More facts would be needed to definitively answer the question. However, it sounds like there are current Court Orders in effect based on the MSA. If so, then you cannot modify the Court Orders without Court involvement on some level. If the Parties agree to the modification, then the safest way to obtain the modification is to consult with an attorney (preferably one who offers mediation) to prepare the stipulation for modification of spousal support and file the stipulation with the court. This can be done without having to appear in court at a hearing. Spousal support has tax implications that both Parties need to be aware of as well because its a deduction for the payor and income for the payee. It is strongly encouraged to NOT modify the support amount on the Parties' own accord without obtaining a court order because then the parties run the risk of being in violation of the current order which can have serious consequences.
DISCLAIMER - The materials provided in this answer are informational and should not be relied on as legal advice.
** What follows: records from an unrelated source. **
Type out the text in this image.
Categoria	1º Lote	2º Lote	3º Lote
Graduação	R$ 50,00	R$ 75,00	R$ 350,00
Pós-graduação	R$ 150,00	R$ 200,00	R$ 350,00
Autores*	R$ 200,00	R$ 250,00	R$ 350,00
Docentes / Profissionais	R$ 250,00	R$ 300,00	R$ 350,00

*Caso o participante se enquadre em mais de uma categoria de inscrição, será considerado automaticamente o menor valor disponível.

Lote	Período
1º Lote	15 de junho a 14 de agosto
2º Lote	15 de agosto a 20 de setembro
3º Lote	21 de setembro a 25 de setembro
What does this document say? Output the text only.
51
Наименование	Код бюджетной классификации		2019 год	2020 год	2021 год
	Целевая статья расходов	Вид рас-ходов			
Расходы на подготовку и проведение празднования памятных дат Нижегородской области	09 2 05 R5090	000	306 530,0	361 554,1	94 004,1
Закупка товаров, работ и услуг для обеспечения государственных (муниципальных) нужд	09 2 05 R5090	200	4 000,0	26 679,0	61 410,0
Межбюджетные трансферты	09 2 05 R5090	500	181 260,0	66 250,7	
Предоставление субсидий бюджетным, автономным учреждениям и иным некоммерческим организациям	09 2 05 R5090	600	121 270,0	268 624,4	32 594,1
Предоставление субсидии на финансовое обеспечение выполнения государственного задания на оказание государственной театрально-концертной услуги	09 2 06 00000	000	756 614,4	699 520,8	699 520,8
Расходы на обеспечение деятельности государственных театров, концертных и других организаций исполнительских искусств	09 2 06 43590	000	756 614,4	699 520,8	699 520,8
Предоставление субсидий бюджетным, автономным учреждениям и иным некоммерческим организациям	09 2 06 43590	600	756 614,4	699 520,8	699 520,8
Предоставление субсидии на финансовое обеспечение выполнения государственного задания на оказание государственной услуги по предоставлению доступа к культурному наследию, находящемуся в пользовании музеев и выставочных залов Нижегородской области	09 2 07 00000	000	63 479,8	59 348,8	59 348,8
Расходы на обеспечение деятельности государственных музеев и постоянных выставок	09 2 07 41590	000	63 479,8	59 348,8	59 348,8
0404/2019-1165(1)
Nothing in this email message creates an attorney-client relationship. You should always consult a lawyer in your state regarding your specific legal matter.
At a minimum, here's what you need:
1. You and your spouse need to execute a written stipulation. You'll want to do it on pleading paper and include the case caption and case number at a minimum. The title should be "Stipulation to Modify Spousal Support."
2. The stipulation should recite the date of marriage, date of separation, date the MSA/Judgment was entered, the current support amount, each party's current monthly income, health insurance deduction, tax filing status and number of exemptions.
3. The stipulation should then state how much support will be and when the stipulation becomes effective.
4. The stipulation should be signed by the parties. Then, have a line that says, "Good cause having been shown, IT IS SO ORDERED." Then had a line for the judge to sign.
5. Just file the stipulation with 2 copies, a $20 check to the clerk of court, and self-addressed stamped return envelopes.
6. Court will sign and return to you. If there's a problem, the court will send a little yellow coversheet explaining the reason.
A family lawyer might be able to assist for as little as 1 hour's time. Again, this is very simple if you and your spouse agree.